Étant douée d’une riche nature, Jacqueline aimait les hommes, même le sien auquel elle ne ménageait pas les heures savoureuses quand elle avait le temps. Mais il suffisait qu’une main habile sût l'effleurer aux bons endroits pour lui mettre la tête à l’envers et le ventre en folie. En outre, elle s’ennuyait ferme dans son village et rêvait d’habiter Paris. Avoir mis la main sur Foletier, l’un des plus riches bourgeois de la ville, lui donnait des espérances. D’autant que, pris pour elle d’une véritable passion, il se mit à lui faire des cadeaux comme toutes les femmes aiment à en recevoir, mais que Jacqueline pouvait difficilement porter parmi les siens.

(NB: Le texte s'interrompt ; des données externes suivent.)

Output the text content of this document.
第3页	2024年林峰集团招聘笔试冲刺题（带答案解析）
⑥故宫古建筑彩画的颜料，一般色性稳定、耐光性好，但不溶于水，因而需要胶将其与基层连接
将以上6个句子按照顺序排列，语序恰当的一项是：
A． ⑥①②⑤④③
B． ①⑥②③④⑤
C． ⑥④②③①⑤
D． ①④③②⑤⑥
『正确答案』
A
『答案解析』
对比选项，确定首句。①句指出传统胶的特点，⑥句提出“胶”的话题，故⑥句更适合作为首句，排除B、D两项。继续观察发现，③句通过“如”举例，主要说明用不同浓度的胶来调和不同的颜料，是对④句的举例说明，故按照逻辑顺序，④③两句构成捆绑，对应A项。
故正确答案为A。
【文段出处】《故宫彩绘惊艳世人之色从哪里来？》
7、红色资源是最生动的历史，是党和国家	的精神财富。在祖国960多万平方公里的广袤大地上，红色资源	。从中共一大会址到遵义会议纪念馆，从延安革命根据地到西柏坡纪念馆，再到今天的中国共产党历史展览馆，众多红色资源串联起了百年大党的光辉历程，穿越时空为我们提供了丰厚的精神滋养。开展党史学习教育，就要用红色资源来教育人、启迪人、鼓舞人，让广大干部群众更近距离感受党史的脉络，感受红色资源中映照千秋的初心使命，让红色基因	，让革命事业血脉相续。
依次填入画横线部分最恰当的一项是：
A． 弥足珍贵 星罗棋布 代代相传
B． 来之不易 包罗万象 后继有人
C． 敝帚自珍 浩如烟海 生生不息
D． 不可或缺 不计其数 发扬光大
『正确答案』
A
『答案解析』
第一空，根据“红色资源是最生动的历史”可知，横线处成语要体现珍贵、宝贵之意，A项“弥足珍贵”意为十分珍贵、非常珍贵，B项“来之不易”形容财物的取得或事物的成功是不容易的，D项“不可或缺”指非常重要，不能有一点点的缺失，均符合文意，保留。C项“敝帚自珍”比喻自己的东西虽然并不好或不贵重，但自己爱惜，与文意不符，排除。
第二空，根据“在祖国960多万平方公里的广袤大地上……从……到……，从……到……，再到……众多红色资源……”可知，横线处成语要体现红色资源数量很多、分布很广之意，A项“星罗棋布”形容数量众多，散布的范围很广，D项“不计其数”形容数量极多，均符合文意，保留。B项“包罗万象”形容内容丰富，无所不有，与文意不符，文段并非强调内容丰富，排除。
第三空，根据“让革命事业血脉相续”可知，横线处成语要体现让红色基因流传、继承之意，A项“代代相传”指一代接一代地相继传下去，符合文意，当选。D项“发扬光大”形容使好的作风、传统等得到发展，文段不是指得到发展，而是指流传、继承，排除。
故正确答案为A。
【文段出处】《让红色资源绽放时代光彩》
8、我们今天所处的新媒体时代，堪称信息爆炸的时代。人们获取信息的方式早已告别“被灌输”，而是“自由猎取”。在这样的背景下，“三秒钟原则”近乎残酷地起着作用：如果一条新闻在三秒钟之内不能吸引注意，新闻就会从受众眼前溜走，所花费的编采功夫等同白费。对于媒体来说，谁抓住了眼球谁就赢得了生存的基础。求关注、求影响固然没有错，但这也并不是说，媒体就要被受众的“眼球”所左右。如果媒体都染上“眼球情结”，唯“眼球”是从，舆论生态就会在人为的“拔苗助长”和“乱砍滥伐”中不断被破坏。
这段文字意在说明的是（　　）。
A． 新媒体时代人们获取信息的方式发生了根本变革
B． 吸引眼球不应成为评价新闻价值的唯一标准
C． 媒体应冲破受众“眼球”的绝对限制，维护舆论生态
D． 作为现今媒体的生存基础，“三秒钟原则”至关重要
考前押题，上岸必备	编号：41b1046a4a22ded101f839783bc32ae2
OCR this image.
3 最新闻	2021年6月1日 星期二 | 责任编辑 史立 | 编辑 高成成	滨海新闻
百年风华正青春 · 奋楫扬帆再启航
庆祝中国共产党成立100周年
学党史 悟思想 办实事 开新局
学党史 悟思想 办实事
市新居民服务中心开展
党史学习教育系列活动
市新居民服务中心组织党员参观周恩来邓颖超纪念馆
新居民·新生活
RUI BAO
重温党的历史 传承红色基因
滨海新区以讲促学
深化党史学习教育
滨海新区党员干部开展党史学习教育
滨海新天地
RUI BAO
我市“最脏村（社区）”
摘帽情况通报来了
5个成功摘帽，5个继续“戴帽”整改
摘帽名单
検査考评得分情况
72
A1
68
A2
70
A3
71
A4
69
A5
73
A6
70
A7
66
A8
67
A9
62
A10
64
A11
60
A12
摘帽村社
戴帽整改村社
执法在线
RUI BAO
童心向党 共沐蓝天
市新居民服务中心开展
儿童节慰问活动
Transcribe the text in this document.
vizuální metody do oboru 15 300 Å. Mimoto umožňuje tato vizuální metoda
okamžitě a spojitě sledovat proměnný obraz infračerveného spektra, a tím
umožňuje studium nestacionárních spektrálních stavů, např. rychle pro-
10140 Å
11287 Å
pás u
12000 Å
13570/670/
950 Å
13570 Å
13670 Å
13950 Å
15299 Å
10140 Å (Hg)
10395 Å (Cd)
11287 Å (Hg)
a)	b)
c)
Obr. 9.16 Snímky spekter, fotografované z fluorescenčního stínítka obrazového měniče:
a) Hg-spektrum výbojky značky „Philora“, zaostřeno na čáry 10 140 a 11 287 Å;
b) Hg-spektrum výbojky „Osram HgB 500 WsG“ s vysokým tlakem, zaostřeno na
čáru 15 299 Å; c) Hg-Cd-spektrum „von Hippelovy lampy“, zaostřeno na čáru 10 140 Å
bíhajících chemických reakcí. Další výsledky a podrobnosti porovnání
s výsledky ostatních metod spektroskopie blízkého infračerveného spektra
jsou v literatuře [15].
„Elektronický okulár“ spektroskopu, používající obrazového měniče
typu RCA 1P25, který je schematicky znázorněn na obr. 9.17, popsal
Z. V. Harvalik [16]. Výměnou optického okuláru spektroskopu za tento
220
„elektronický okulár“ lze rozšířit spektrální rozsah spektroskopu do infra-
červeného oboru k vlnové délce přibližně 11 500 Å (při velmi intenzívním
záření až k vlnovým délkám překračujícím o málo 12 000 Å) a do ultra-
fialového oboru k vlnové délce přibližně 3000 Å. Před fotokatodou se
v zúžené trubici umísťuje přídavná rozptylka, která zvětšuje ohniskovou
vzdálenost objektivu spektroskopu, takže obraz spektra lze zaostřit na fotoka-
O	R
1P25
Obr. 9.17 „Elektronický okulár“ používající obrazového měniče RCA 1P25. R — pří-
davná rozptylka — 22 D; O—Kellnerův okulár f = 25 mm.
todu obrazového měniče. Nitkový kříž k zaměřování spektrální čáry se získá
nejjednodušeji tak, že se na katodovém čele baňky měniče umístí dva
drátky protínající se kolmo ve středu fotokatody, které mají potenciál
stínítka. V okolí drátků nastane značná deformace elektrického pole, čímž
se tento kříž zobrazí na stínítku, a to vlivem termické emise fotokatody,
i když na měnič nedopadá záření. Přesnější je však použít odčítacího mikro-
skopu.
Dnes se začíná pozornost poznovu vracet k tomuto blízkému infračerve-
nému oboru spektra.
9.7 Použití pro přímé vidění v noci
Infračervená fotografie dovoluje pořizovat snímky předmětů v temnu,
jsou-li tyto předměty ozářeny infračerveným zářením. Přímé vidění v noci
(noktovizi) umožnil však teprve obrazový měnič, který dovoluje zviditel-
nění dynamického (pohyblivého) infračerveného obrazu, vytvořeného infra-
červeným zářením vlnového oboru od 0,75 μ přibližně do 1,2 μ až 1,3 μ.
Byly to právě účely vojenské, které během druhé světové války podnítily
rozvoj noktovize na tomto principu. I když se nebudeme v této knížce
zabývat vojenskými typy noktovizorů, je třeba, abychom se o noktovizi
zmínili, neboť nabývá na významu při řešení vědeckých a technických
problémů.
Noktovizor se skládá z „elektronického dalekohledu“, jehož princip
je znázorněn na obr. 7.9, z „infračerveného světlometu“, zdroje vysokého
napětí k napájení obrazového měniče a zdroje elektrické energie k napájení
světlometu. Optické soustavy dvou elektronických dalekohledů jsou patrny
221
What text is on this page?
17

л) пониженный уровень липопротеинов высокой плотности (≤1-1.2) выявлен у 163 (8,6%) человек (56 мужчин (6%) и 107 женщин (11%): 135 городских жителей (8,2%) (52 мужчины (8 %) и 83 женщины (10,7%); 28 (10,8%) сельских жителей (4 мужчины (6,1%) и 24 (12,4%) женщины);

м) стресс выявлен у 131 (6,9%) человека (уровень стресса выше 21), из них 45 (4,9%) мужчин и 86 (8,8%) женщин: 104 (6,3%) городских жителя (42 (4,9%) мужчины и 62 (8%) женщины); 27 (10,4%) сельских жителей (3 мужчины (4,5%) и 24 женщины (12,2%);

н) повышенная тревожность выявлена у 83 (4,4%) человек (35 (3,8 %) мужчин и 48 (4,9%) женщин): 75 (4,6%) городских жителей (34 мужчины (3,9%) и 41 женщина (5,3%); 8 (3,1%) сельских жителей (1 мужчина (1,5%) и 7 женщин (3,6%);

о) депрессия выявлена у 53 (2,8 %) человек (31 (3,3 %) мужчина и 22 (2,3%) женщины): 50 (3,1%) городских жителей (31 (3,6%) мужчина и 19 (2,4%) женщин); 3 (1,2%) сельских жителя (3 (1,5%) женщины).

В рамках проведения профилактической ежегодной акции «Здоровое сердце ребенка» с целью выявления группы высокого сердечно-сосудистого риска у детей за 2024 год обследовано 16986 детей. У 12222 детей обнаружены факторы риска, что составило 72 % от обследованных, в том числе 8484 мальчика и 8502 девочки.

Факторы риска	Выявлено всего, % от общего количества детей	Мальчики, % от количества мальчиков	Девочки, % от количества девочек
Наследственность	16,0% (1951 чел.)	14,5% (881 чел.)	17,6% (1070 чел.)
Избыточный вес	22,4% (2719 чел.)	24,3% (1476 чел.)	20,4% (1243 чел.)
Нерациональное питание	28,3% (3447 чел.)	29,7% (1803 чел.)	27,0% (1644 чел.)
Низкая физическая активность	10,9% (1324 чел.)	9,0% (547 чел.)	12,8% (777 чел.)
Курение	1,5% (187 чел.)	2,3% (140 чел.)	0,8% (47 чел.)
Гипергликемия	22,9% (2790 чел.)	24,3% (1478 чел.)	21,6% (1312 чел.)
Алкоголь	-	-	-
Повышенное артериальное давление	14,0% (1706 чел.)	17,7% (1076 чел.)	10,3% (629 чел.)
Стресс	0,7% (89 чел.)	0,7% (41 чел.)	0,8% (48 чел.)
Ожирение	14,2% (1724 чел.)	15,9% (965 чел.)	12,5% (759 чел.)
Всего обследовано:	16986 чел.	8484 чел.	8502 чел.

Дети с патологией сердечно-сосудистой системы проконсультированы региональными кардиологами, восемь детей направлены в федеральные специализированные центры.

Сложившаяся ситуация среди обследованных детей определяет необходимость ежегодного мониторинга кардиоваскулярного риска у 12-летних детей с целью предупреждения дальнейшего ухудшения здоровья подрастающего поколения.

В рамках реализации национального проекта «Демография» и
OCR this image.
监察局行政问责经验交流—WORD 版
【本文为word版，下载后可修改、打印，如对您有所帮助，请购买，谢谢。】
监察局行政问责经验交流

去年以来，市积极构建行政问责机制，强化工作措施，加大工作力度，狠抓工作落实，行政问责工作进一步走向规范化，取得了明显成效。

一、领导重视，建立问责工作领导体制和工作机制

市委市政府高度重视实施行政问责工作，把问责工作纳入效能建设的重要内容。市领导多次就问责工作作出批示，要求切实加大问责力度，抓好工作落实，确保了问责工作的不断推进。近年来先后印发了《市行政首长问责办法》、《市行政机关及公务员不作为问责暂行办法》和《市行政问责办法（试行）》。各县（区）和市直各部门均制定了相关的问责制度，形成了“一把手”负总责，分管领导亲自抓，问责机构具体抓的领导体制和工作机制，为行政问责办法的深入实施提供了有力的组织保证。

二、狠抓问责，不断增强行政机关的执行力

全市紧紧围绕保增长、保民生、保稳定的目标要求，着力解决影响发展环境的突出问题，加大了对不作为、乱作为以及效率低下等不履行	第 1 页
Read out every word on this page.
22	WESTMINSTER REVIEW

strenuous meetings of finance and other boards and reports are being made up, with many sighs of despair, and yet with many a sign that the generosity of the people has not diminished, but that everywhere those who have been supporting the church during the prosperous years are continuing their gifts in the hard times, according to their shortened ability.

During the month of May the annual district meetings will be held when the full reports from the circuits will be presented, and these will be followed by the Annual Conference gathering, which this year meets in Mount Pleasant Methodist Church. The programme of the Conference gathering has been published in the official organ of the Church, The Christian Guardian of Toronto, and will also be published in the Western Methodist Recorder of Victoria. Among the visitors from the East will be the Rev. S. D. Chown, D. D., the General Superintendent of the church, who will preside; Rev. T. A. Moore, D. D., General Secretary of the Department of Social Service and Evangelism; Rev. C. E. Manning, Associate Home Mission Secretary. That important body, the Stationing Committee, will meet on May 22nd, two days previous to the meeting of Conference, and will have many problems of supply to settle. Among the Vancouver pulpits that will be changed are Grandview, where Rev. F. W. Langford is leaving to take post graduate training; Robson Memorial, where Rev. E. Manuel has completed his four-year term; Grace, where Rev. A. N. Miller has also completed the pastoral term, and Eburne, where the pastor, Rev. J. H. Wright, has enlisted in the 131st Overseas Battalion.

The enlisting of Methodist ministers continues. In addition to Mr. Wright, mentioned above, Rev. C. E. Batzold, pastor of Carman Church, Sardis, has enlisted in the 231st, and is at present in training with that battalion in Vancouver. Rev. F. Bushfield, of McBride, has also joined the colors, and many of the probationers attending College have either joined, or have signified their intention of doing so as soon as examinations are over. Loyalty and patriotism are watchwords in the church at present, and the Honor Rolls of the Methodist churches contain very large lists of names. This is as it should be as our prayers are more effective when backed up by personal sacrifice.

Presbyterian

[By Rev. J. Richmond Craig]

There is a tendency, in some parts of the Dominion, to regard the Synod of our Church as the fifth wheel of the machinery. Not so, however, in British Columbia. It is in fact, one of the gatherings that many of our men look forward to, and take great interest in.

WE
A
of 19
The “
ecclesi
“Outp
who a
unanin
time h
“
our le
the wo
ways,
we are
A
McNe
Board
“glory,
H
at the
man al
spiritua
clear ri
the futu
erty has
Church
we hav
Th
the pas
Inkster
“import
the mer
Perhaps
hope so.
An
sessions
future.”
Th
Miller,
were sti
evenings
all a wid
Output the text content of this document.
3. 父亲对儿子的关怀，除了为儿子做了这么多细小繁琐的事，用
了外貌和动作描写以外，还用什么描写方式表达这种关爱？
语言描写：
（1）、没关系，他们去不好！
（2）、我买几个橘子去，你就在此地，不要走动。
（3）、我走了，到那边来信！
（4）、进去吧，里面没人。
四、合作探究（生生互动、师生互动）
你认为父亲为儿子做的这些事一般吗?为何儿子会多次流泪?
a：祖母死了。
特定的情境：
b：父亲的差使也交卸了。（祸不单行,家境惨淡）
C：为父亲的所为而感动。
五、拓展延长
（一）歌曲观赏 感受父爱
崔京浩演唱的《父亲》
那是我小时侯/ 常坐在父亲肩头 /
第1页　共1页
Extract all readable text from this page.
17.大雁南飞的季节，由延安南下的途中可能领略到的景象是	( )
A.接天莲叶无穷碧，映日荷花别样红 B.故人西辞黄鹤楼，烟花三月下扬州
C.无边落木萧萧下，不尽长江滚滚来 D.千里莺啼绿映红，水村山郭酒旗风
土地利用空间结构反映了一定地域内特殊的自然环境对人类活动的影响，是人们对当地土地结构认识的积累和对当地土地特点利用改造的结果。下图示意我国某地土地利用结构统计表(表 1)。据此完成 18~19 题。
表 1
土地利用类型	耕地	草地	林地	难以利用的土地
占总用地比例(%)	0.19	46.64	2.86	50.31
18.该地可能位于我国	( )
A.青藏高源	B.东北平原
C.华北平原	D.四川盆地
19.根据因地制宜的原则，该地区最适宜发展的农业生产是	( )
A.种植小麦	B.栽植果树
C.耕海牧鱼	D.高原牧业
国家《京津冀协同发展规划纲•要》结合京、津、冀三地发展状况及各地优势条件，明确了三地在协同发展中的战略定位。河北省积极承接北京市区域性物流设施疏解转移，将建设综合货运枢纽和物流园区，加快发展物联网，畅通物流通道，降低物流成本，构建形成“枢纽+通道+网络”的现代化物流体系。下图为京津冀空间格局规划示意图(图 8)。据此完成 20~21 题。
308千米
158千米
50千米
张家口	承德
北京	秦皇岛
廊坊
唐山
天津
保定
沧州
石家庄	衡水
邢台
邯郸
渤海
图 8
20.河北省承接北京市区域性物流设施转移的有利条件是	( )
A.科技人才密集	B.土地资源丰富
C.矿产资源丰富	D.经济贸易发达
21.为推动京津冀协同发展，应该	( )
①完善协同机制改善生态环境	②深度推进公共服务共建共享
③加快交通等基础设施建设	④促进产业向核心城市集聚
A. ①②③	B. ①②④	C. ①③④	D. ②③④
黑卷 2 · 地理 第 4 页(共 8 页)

La mauvaise saison étant venue mettre un terme obligatoire aux ébats champêtres que, d’ailleurs, Gontran n’aimait guère, le pelletier avait déniché, à Stains, près des étangs qui avaient donné leur nom au village et à la limite des vignobles de Pierrefitte, un cabaret où l’on pouvait se réjouir sur de bonnes couettes de plumes en buvant le vin nouveau entre deux tendres assauts. De larges rétributions assuraient au couple la discrétion de l’hôte et Jacqueline n’avait guère qu’à traverser le fameux bois de leurs premières étreintes pour retrouver son amant.
Or, un jour de mars 1143, huit jours avant la nuit d’angoisse vécue par Marjolaine et sa maisonnée, Gontran qui se trouvait alors dans sa maison de Saint-Denis (où, à cause du voisinage, il se rendait d’ailleurs de plus en plus souvent et où il entreposait beaucoup de marchandises) vit venir à lui une vieille femme. Elle était chargée par Jacqueline d'un message urgent : Ancelin était convoqué chez le prieur de Saint-Ouen qui tenait les terres et les vignes pour la puissante abbaye tourangelle de Marmoutier, afin d'y donner tous ses soins à une grande tonne qui faisait la gloire de cette cave réputée. Il en avait au moins pour deux jours et naturellement coucherait sur place. Le bien-aimé Gontran ne voudrait-il pas venir passer avec sa tendre Jacqueline cette nuit qui serait leur première nuit d'amour complète et qui permettrait à l'ardente créature de gâter son amant plus encore que de coutume? Et puis, pour une fois, elle pourrait enfin se parer de toutes les belles choses qu'il lui avait offertes et qu'à son grand regret elle devait tenir cachées. Elle porterait ses bijoux et rien d'autre, et tous deux feraient l'amour sur les belles fourrures qu'il lui avait données.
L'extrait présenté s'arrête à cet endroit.